By @VagabundoP - 6 months
Highly recommend the core.py podcast if you're interested in the background, there are a few episodes that focus on the GILectomy:

-Episode 2: Removing the GIL[1]

-Episode 12: A Legit Episode[2]

[1]https://www.youtube.com/watch?v=jHOtyx3PSJQ&list=PLShJCpYUN3...

[2]https://www.youtube.com/watch?v=IGYxMsHw9iw&list=PLShJCpYUN3...

By @vldmrs - 6 months
Great news ! It would be interesting to see performance comparison for IO-bound tasks like http requests between single-threaded asyncio code and multi-threaded asyncio
By @pansa2 - 6 months
PEP703 explains that with the GIL removed, operations on lists such as `append` remain thread-safe because of the addition of per-list locks.

What about simple operations like incrementing an integer? IIRC this is currently thread-safe because the GIL guarantees each bytecode instruction is executed atomically.

By @gnatolf - 6 months
Good to hear. The authors are touching on the journey it is to make Cython continue to work. I wonder how hard it'll be to continue to provide bdist packages, or within what timeframe, if at all, Cython can transparently ensure correctness for a no-gil build. Anyone got any insights?
By @codethief - 6 months
Yesterday someone presented preliminary benchmarks here at EuroPython 2024, comparing no-GIL to sub-interpreters and to multiprocessing. Upshot: This gon' be good!
By @earthnail - 6 months
Oh how much this would simplify torch.DataLoader (and its equivalents)…

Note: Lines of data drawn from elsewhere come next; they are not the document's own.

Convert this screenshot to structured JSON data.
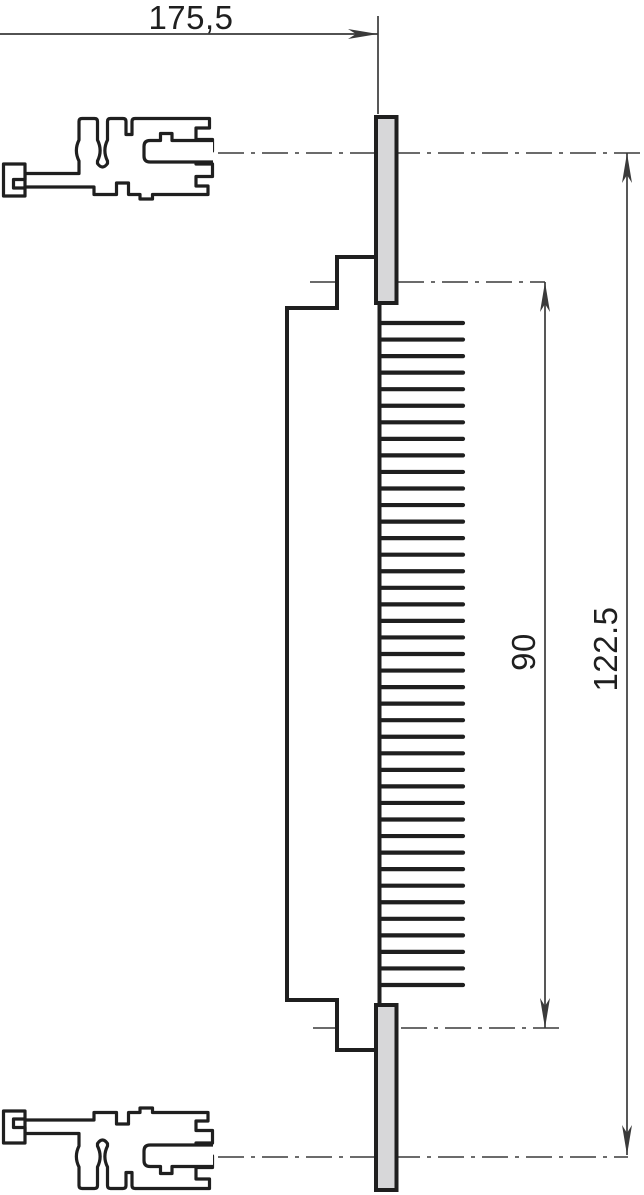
{
  "drawing": {
    "type": "technical-drawing",
    "description": "Side view of connector pin strip mounted between two extruded rail profiles",
    "line_color": "#1f1f1f",
    "thin_line_color": "#3a3a3a",
    "flange_fill_color": "#d7d7d9",
    "dimensions": {
      "width_label": "175,5",
      "pin_span_label": "90",
      "total_height_label": "122.5"
    },
    "pins": {
      "count": 41,
      "x_start": 380,
      "x_end": 463,
      "y_start": 323,
      "y_end": 985
    }
  }
}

Really excited about this.

By @throwaway5752 - 6 months
GVR, you are sorely missed, though I hope you are enjoying life.
By @nas - 6 months
Very encouraging news!
By @OutOfHere - 6 months
It has been ready for a few months now, at least since 3.13.0 beta 1 which released on 2024-05-08, although alpha versions had it working too. I don't know why this is news now.

With it, the single-threaded case is slower.

By @anacrolix - 6 months
Was ready for this 15 years ago when I loved Python and regularly contributed. At the time, nobody wanted to do it and I got bored and went to Go.